The court rejected the claim that there had been delay on the part of the Minister such that the applicant’s rights could only be vindicated by permitting him to remain in the State.
It held that there was no documentation showing that any returns or contributions had been made to the Department of Social Protection. It held that, even if there had been an error on the part of the Minister with regard to that matter, it was not sufficiently material or serious to vitiate the deportation order.
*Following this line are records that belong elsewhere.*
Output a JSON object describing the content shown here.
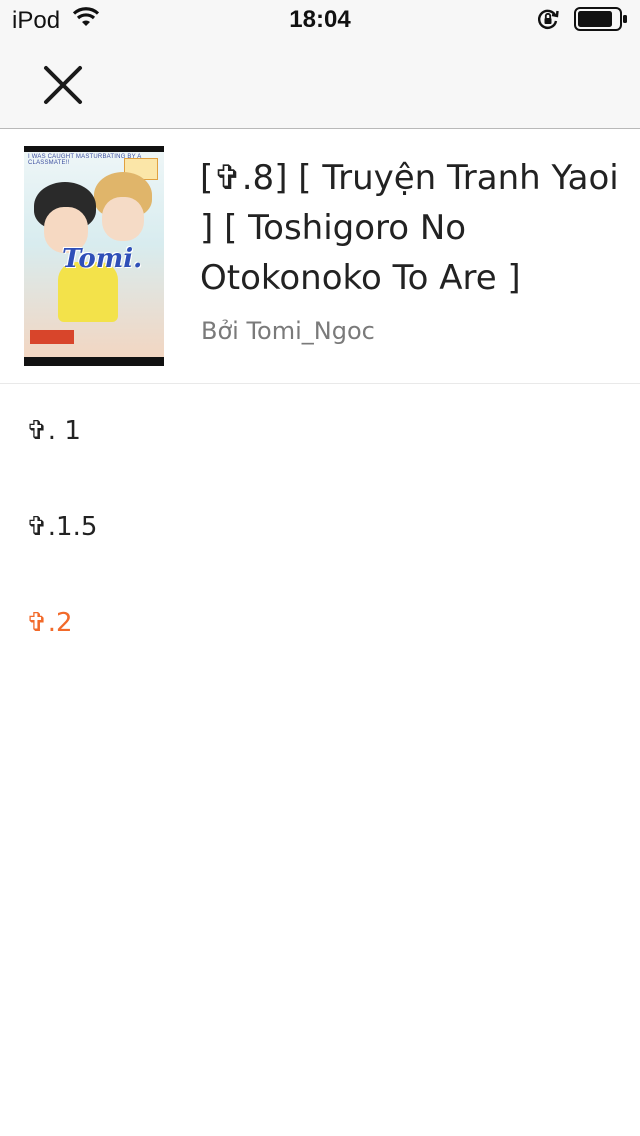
{
  "status_bar": {
    "device": "iPod",
    "time": "18:04",
    "icons": [
      "wifi-icon",
      "lock-rotation-icon",
      "battery-icon"
    ]
  },
  "nav_bar": {
    "close_icon": "close-icon"
  },
  "story": {
    "title": "[✞.8]   [ Truyện Tranh Yaoi ]   [ Toshigoro No Otokonoko To Are ]",
    "author": "Bởi Tomi_Ngoc",
    "cover": {
      "title": "Tomi.",
      "top_text": "I WAS CAUGHT MASTURBATING BY A CLASSMATE!!"
    }
  },
  "chapters": [
    {
      "label": "✞. 1",
      "current": false
    },
    {
      "label": "✞.1.5",
      "current": false
    },
    {
      "label": "✞.2",
      "current": true
    }
  ],
  "colors": {
    "accent": "#f26a2a",
    "text": "#222222",
    "secondary_text": "#7a7a7a",
    "bar_background": "#f7f7f7"
  }
}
Turning to the substance of the case, it concluded that the applicant had a constitutional right to make representations to the Minister before he decided to make a deportation order against him. That right was reflected in s. 3 of the Act of 1999, which entitled him to make written representations to the Minister for leave to remain, which representations were considered by the Minister before making the deportation order. It held that that right was not impeded by the fact that a deportation order would be made if the representations for leave to remain were not successful. Whilst that might be a possible consequence of the making of representations, and whilst it might deter some persons from making them at all, it was not an unconstitutional or unlawful interference in the exercise of the right to make such representations.
The court accordingly refused the relief sought by the applicant.